VAXBI (VAX Bus Interconnect) is a computer bus designed and sold by Digital Equipment Corporation (DEC), introduced in 1986.

The bus is an advanced, configuration-free synchronous bus used on DEC's later VAX computers. Like the Unibus and Q-Bus before it, it uses memory-mapped I/O but has 32-bit address and data paths. The VAXBI is a multiplexed bus with fully distributed arbitration and geographic addressing.

All of the logic required to implement a VAXBI interface is contained within a single custom integrated circuit (the "BIIC") and the physical layout and printed wiring board layout for compliant cards is tightly specified, right down to the location of the dual amber status LEDs that are required. The portion of the card that is reserved for the bus interface is referred to as "the VAXBI corner". VAXBI licensees were given the appropriate engineering drawings to allow them to exactly replicate a compliant card.

VAXBI expansion cards mount into backplanes using a ZIF connector; depending on the backplane design, cards can be loaded from the top or the front side of the backplane. No cable connections are permitted on the cards; all connections are made via three uncommitted rows of backplane connectors. Similarly, no configuration jumpers are permitted on the cards; all setup is done by jumpers inserted on the backplane connectors or via software configuration.

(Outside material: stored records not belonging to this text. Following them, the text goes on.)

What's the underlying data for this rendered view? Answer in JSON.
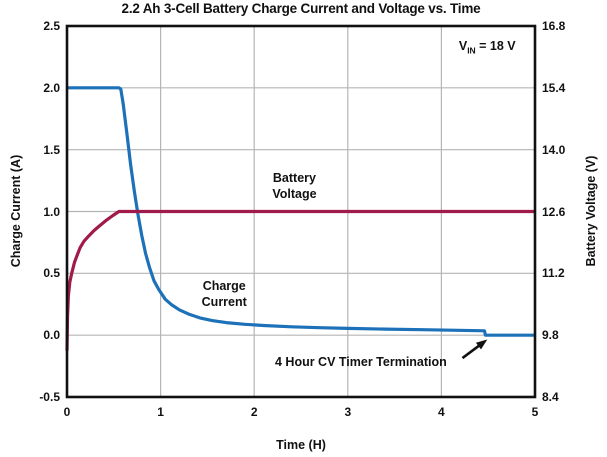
{
  "figure": {
    "title": "2.2 Ah 3-Cell Battery Charge Current and Voltage vs. Time",
    "background": "#ffffff"
  },
  "chart_data": {
    "type": "line",
    "title": "2.2 Ah 3-Cell Battery Charge Current and Voltage vs. Time",
    "grid": true,
    "legend": "none (inline text labels)",
    "x_axis": {
      "label": "Time (H)",
      "range": [
        0,
        5
      ],
      "tick_labels": [
        "0",
        "1",
        "2",
        "3",
        "4",
        "5"
      ],
      "tick_values": [
        0,
        1,
        2,
        3,
        4,
        5
      ]
    },
    "y_axis_left": {
      "label": "Charge Current (A)",
      "range": [
        -0.5,
        2.5
      ],
      "tick_labels": [
        "2.5",
        "2.0",
        "1.5",
        "1.0",
        "0.5",
        "0.0",
        "-0.5"
      ],
      "tick_values": [
        2.5,
        2.0,
        1.5,
        1.0,
        0.5,
        0.0,
        -0.5
      ]
    },
    "y_axis_right": {
      "label": "Battery Voltage (V)",
      "range": [
        8.4,
        16.8
      ],
      "tick_labels": [
        "16.8",
        "15.4",
        "14.0",
        "12.6",
        "11.2",
        "9.8",
        "8.4"
      ],
      "tick_values": [
        16.8,
        15.4,
        14.0,
        12.6,
        11.2,
        9.8,
        8.4
      ]
    },
    "series": [
      {
        "name": "Charge Current",
        "axis": "left",
        "units": "A",
        "color": "#1d71b8",
        "points": [
          [
            0,
            2.0
          ],
          [
            0.555,
            2.0
          ],
          [
            0.575,
            1.99
          ],
          [
            0.6,
            1.87
          ],
          [
            0.64,
            1.63
          ],
          [
            0.68,
            1.38
          ],
          [
            0.72,
            1.16
          ],
          [
            0.76,
            0.97
          ],
          [
            0.8,
            0.8
          ],
          [
            0.84,
            0.66
          ],
          [
            0.88,
            0.55
          ],
          [
            0.93,
            0.44
          ],
          [
            0.98,
            0.37
          ],
          [
            1.05,
            0.29
          ],
          [
            1.12,
            0.245
          ],
          [
            1.2,
            0.205
          ],
          [
            1.3,
            0.17
          ],
          [
            1.42,
            0.14
          ],
          [
            1.55,
            0.118
          ],
          [
            1.7,
            0.102
          ],
          [
            1.9,
            0.088
          ],
          [
            2.1,
            0.078
          ],
          [
            2.4,
            0.068
          ],
          [
            2.7,
            0.06
          ],
          [
            3.0,
            0.055
          ],
          [
            3.4,
            0.049
          ],
          [
            3.8,
            0.044
          ],
          [
            4.1,
            0.04
          ],
          [
            4.4,
            0.036
          ],
          [
            4.46,
            0.035
          ],
          [
            4.47,
            0.0
          ],
          [
            5.0,
            0.0
          ]
        ]
      },
      {
        "name": "Battery Voltage",
        "axis": "right",
        "units": "V",
        "color": "#a01b4c",
        "points": [
          [
            0,
            9.45
          ],
          [
            0.005,
            10.2
          ],
          [
            0.015,
            10.7
          ],
          [
            0.03,
            11.0
          ],
          [
            0.05,
            11.2
          ],
          [
            0.08,
            11.45
          ],
          [
            0.11,
            11.62
          ],
          [
            0.14,
            11.78
          ],
          [
            0.18,
            11.92
          ],
          [
            0.23,
            12.04
          ],
          [
            0.29,
            12.17
          ],
          [
            0.35,
            12.28
          ],
          [
            0.42,
            12.4
          ],
          [
            0.49,
            12.51
          ],
          [
            0.555,
            12.6
          ],
          [
            5.0,
            12.6
          ]
        ]
      }
    ],
    "annotations": {
      "vin": {
        "base": "V",
        "sub": "IN",
        "rest": " = 18 V",
        "x": 4.49,
        "y": 2.33
      },
      "battery_voltage": {
        "line1": "Battery",
        "line2": "Voltage",
        "x": 2.43,
        "y": 1.21
      },
      "charge_current": {
        "line1": "Charge",
        "line2": "Current",
        "x": 1.68,
        "y": 0.33
      },
      "termination": {
        "text": "4 Hour CV Timer Termination",
        "x": 3.14,
        "y": -0.22,
        "arrow_from": [
          4.225,
          -0.185
        ],
        "arrow_to": [
          4.49,
          -0.035
        ]
      }
    },
    "colors": {
      "grid": "#b5b5b5",
      "frame": "#111111",
      "text": "#111111"
    }
  }
}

Originally conceived by its engineers to be an open bus, it was forced to be a tightly licensed bus by Digital's marketing and management, and was not nearly as successful as had originally been hoped for.

It is used in the VAX 6000, VAX 8000 (82xx, 83xx, 85xx, 87xx, 88xx models) and the VAX 9000 systems and also on the MIPS R3000 based DECsystem 5800 series.

A PDP-11 implementation (the PDP-11/27) was envisioned but never advanced beyond the concept stage.